Monday, March 30, 2009

Down in the Garden [Warning: NOT for the Squeamish] : )

I was going to write about this great analogy I thought of about weeding in the garden--since that is what I spent 5 hours doing, on Saturday. It really gives one time to think. Many of my thoughts were, "OW!" I was in the front yard, so I really had to be creative to pull the weeds, and get around behind the plants, and NOT wave my backside at the oncoming traffic too much.

Naturally, I woke up Sunday morning, all achy and sore and we had an outpouring of the Holy Spirit! I didn't get as much exercise there as Bro. Fred (Praise Him, Brother!) but it sure wasn't a stand-still kind of morning. Hallelujah!

Back to Saturday, though, I really don't mind pulling the weeds. When I have the time, I really enjoy getting every last little bit out, even when I have to dig down a little. Last year was the first time I really put any new plants in, so I spent a lot of time getting the front garden all laid out and organized. Do you have any idea how many nasty little creatures live in the dirt? It is a disgusting, bustling metropolis!

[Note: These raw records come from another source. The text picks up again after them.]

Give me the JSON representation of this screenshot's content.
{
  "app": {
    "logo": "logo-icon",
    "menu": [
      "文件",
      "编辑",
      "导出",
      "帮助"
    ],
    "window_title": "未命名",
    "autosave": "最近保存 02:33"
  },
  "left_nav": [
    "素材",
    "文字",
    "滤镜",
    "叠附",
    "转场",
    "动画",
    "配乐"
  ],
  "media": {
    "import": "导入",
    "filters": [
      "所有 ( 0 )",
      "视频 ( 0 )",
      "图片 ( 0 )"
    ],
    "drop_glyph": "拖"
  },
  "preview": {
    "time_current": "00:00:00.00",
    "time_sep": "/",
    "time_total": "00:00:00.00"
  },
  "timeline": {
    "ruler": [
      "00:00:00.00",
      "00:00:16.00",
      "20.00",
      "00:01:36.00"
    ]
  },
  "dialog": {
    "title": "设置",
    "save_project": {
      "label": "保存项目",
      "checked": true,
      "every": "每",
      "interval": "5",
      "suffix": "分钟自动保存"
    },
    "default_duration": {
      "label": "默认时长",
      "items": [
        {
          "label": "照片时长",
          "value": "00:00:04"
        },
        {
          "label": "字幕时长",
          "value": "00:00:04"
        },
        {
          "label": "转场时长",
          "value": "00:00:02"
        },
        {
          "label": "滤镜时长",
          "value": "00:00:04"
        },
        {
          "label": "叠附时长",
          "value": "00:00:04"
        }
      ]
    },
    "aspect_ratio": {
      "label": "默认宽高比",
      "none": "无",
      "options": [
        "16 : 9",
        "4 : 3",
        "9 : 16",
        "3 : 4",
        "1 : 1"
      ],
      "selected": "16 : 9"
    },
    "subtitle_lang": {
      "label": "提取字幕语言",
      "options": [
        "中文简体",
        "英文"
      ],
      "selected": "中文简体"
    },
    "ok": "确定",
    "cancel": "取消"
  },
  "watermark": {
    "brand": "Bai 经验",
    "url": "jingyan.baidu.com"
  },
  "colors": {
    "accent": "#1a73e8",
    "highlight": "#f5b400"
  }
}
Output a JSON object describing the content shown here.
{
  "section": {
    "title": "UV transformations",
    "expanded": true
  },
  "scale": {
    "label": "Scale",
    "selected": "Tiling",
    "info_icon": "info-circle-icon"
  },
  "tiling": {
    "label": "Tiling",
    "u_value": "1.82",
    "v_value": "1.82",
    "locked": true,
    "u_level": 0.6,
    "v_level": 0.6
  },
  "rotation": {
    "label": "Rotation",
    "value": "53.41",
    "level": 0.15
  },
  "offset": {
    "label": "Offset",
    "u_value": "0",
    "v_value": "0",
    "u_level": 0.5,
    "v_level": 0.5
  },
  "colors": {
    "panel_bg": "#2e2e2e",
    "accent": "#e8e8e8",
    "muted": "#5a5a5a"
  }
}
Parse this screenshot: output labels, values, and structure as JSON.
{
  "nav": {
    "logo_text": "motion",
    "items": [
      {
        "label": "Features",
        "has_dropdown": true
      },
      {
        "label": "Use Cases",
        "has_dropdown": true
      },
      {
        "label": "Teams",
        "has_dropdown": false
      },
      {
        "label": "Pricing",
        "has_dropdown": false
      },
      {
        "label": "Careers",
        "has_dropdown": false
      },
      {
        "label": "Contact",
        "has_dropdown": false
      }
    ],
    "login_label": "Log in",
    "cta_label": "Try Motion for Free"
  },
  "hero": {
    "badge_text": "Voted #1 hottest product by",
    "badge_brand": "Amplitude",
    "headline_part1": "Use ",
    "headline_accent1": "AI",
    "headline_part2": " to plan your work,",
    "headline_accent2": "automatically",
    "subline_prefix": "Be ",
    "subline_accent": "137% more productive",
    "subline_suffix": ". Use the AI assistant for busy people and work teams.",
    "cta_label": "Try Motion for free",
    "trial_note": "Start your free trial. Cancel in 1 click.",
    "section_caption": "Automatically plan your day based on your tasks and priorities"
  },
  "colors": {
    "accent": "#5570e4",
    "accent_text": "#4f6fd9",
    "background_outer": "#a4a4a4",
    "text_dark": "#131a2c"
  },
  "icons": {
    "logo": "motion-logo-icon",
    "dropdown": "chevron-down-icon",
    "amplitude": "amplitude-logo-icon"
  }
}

Over the course of the summer, I did learn NOT to scream every time a spider jumped out (and my garden spiders are HUGE!)! I got to know which bugs are good for a garden; and I also learned that you have to kill the ones that are bad for a garden so that they don't kill all your lovely plants. [Warning: next sentence NOT for the squeamish] I got pretty good at squeezing grubs as I tossed them away--feeling the faint "Pop!" just before releasing them into the weed pile.

Which is where my story, today, leads us...I was hurrying to finish because I needed to shower and get ready for Bro. Richard's birthday party, AND I had been doing this for the last five hours. As I fought with the last big weed, I uncovered another grub. It's important, here, to insert the tidal wave of factors that led to what happened...I was tired and my joints were stiff, I hadn't stopped for lunch, I was in a hurry but unable to move quickly, and I was obviously NOT thinking straight. IT WAS HUGE!! And, yes, I squeezed it. (By the way--I wear thick gardening gloves, just in case you thought I was actually doing this bare-handed.)

But my arms were not moving quickly enough, so it didn't pop as it was tossed into the pile. IT POPPED ALL OVER MEEEEEEEE!!!!! Thank God, I had my sunglasses on and my mouth was closed. I felt wet splotches land everywhere...in my hair, on my face, on my neck. I looked down and there were little white goo blobs all over my pretty, green, "Everyone Loves an Irish Girl!" t-shirt.

Well, that did it. I left the last weed. I'm going to carry that horror with me, down to my grave. And now you can, too!

1 comment:

  1. I am doing the Sandy Lunkenheimer icky dance for you.. again. Gloves or no... ewwww!!!!